What internal controls are important to consider when auditing an entity’s accounting for PPP transactions? (10:30)
It is important that auditors focus on internal controls over the accuracy and completeness of PPP transactions. Ultimately, the accounting for those transactions, and their record-keeping, will become the very basis for the application for forgiveness. Controls such as segregation of duties and evidence of approval are essential.
Another aspect of internal controls, particularly when auditing those accounting methods where an entity is recognizing revenue before forgiveness is granted, is knowing there is a great deal of management judgment and estimation involved to determine the probability of loan forgiveness. Auditors should understand management’s process to assess those probabilities, the methodologies management used, and what management looked at in the way of estimates and projections. Further, internal controls over the accuracy and completeness of the underlying data used in those estimations and judgments are paramount.
Auditors should also consider internal controls over journal entries. In an environment with elevated fraud risk, management override of journal entries is a vehicle for perpetrating fraud, so be ultrasensitive to the internal controls around journal entries.
What do the entity and the auditor need to be aware of with respect to tax implications related to PPP transactions? (15:00)
The fundamental thing auditors need to be aware of is that the tax treatment being afforded to PPP transactions will likely create book and tax differences, resulting in deferred tax balances and disclosures in the financial statements.

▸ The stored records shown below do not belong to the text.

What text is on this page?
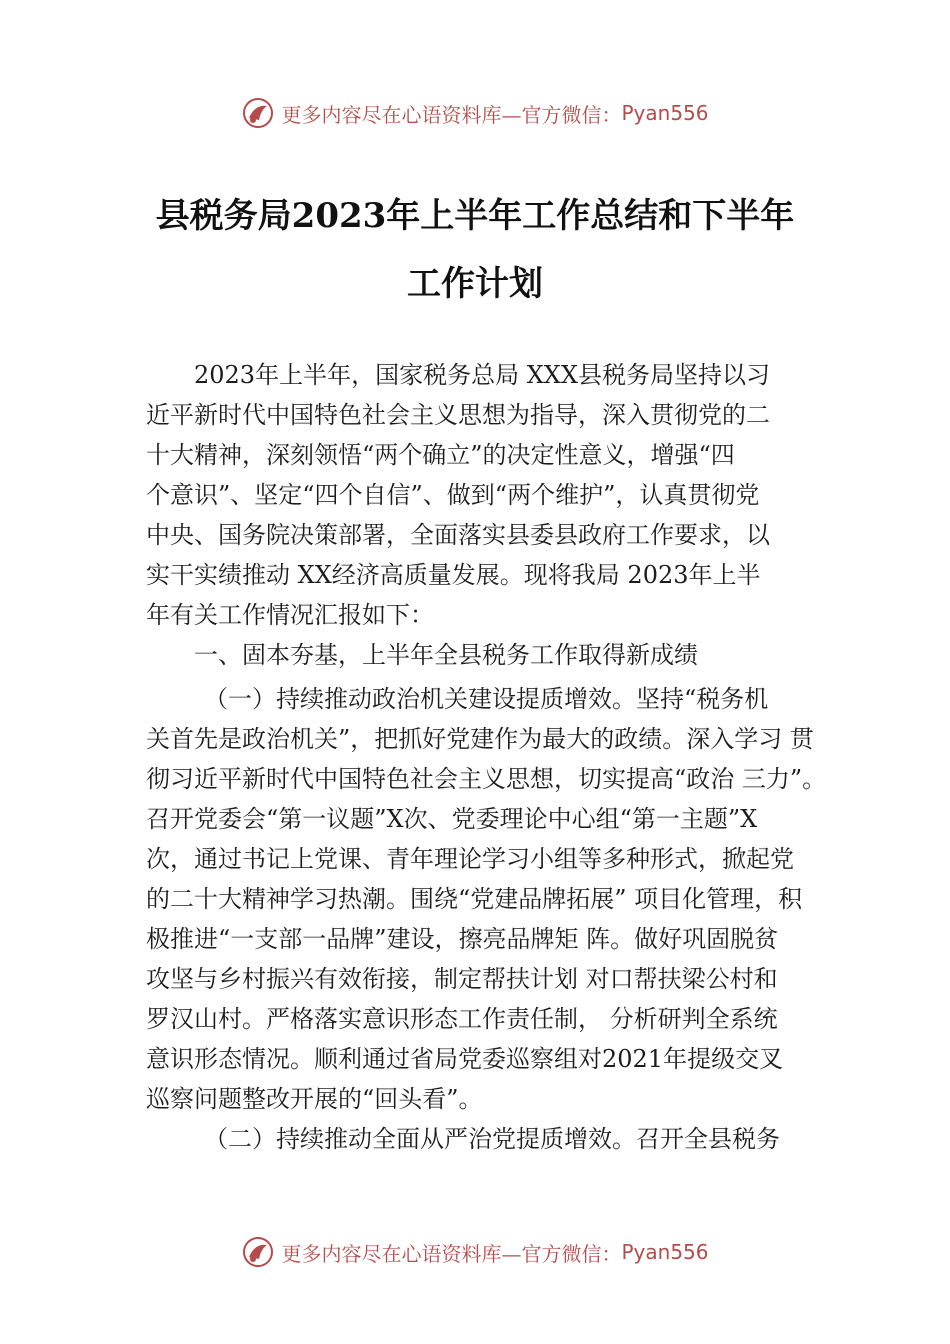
更多内容尽在心语资料库—官方微信： Pyan556
县税务局2023年上半年工作总结和下半年
工作计划
2023年上半年，国家税务总局 XXX县税务局坚持以习
近平新时代中国特色社会主义思想为指导，深入贯彻党的二
十大精神，深刻领悟“两个确立”的决定性意义，增强“四
个意识”、坚定“四个自信”、做到“两个维护”，认真贯彻党
中央、国务院决策部署，全面落实县委县政府工作要求，以
实干实绩推动 XX经济高质量发展。现将我局 2023年上半
年有关工作情况汇报如下：
一、固本夯基，上半年全县税务工作取得新成绩
（一）持续推动政治机关建设提质增效。坚持“税务机
关首先是政治机关”，把抓好党建作为最大的政绩。深入学习 贯
彻习近平新时代中国特色社会主义思想，切实提高“政治 三力”。
召开党委会“第一议题”X次、党委理论中心组“第一主题”X
次，通过书记上党课、青年理论学习小组等多种形式，掀起党
的二十大精神学习热潮。围绕“党建品牌拓展” 项目化管理，积
极推进“一支部一品牌”建设，擦亮品牌矩 阵。做好巩固脱贫
攻坚与乡村振兴有效衔接，制定帮扶计划 对口帮扶梁公村和
罗汉山村。严格落实意识形态工作责任制， 分析研判全系统
意识形态情况。顺利通过省局党委巡察组对2021年提级交叉
巡察问题整改开展的“回头看”。
（二）持续推动全面从严治党提质增效。召开全县税务
更多内容尽在心语资料库—官方微信： Pyan556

Additionally, receipt of the funding is meant to be nontaxable, so expenses paid by PPP funding currently cannot be expensed for tax purposes. Further, the CARES Act opened opportunities for NOL carrybacks among other tax changes entities will want to consult with their tax experts on.
Are there principles embedded in the new AICPA standards on audit evidence or management estimates that an entity’s management and its auditor should consider with respect to the PPP or other forms of federal and state pandemic stimulus? (18:30)
There are principles in the new audit evidence (SAS 142 – log in or request a demo for access) and management estimates (SAS 143 – log in or request a demo for access) standards that are highly relevant in today’s environment.
For example, the audit evidence standard’s focus on the sufficiency and appropriateness of audit evidence. The framework auditors use to determine sufficiency and appropriateness of evidence consists of attributes such as accuracy, completeness, authenticity of information, and the risk of bias. Although maybe not directly related to PPP transactions, another example where the audit evidence standard can be useful is with remote audit procedures. The pandemic necessitated use of remote audit procedures and this will likely continue. The new evidence standard incorporates concepts around remote audit tools and techniques auditors may find relevant in today’s environment.
In relation to management estimates, particularly for the accounting models where revenue can be recognized before loan forgiveness, estimates and judgments are at their core. SAS 143 is helpful because it requires separate assessments of the inherent and control risk associated with an estimate and thereby results in more precise assessments of the risks of material misstatement.
While the new audit evidence and estimates standards are not required to be used or effective yet, they are available for early implementation.